Are Your Leaders Communicators?

Leaders should open doors and communicate, motivate and inspire employees to tackle organizational problems.

Many leaders tackle organizational problems behind closed doors, separating themselves from employees and perpetuating uncertainty. Instead, leaders should open those doors and communicate, motivate and inspire their employees.

“There’s this malaise in many organizations because people are confused. They don’t know what to do [because] they’re not getting direction from their leaders,” said Suzanne Bates, author of Motivate Like a CEO: Communicate Your Strategic Vision and Inspire People to Act! “[So] motivation is more important than ever, [and] leaders need to ramp up their communication and connect to people with the purpose and mission of the organization.”

Motivational leaders are not born, as many people assume, said Bates. They’re created, and that’s where training comes into play.
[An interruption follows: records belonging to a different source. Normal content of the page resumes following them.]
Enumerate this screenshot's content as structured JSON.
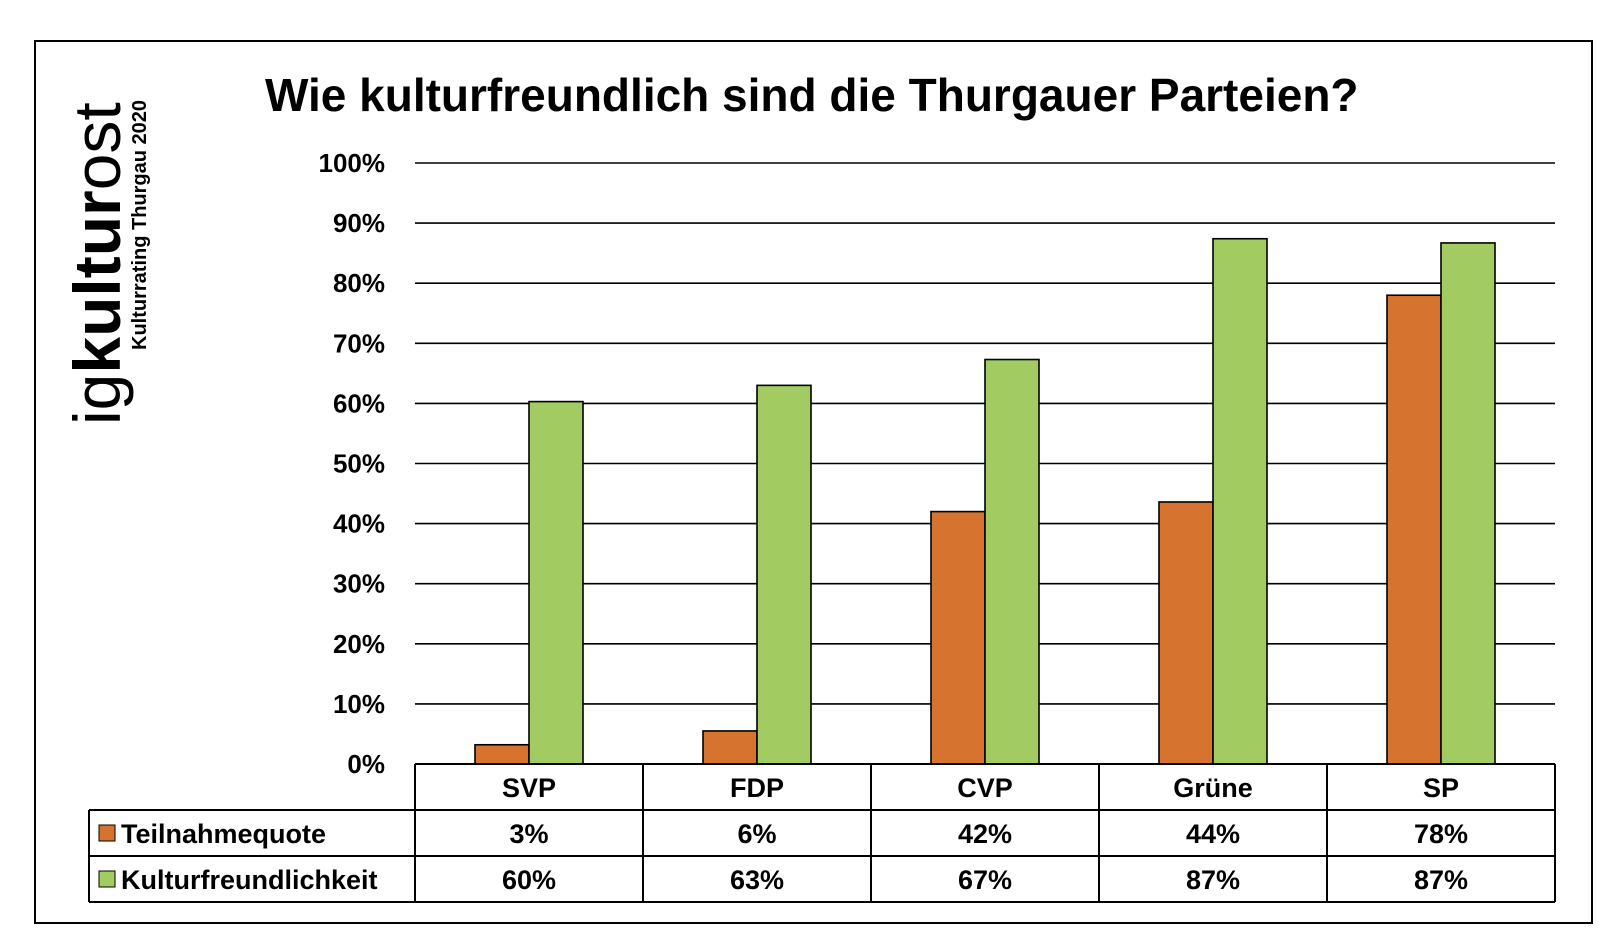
{
  "logo": {
    "prefix": "ig",
    "word": "kultur",
    "suffix": "ost",
    "tagline": "Kulturrating Thurgau 2020"
  },
  "chart_data": {
    "type": "bar",
    "title": "Wie kulturfreundlich sind die Thurgauer Parteien?",
    "categories": [
      "SVP",
      "FDP",
      "CVP",
      "Grüne",
      "SP"
    ],
    "series": [
      {
        "name": "Teilnahmequote",
        "color": "#D6732E",
        "values": [
          3,
          6,
          42,
          44,
          78
        ],
        "bar_values": [
          3.2,
          5.5,
          42,
          43.6,
          78
        ],
        "labels": [
          "3%",
          "6%",
          "42%",
          "44%",
          "78%"
        ]
      },
      {
        "name": "Kulturfreundlichkeit",
        "color": "#A2CC62",
        "values": [
          60,
          63,
          67,
          87,
          87
        ],
        "bar_values": [
          60.3,
          63,
          67.3,
          87.4,
          86.7
        ],
        "labels": [
          "60%",
          "63%",
          "67%",
          "87%",
          "87%"
        ]
      }
    ],
    "ylim": [
      0,
      100
    ],
    "yticks": [
      "0%",
      "10%",
      "20%",
      "30%",
      "40%",
      "50%",
      "60%",
      "70%",
      "80%",
      "90%",
      "100%"
    ],
    "grid": true,
    "legend": "data-table",
    "xlabel": "",
    "ylabel": ""
  }
}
“[Leaders] are very good at analyzing business situation[s] and making decisions, but what they aren’t as good at is communicating with others,” she explained. “They just haven’t had that type of training, and a lot of organizations don’t know how to create that kind of training in their organizations.”

As a result, a number of organizations don’t coach or train leaders on high-level communication skills, and communication is only vaguely addressed in professional development plans, instead of being explicitly addressed.

“As you get ready to move into a senior-level [position], you need to be able to communicate vision, strategy and value. And you need to know how to communicate [that] in a way that motivates and inspires,” Bates said. “This is the piece of training and development that’s missing even in very sophisticated large corporations.”

While chief learning officers may be aware communication is a challenge for their leaders, the leaders themselves may not know it.

“The leaders may be making assumptions that they are connecting with their workforce, that they are motivating people. So how do you create that awareness?” Bates said. “You create it through assessment, coaching and feedback.

“At a certain level, there has to be a breakthrough in the leader’s ability to communicate, motivate and inspire, and that’s what allows them to rise to the top.”

A leader’s inability to do this ultimately affects the bottom line.

“The lost opportunities for a company are huge,” Bates said. “If [leaders] aren’t communicating effectively, you have worse client relationships [and] lost business opportunities. There’s a real financial cost to organizations [when] the second- and third-tier leaders aren’t good communicators.”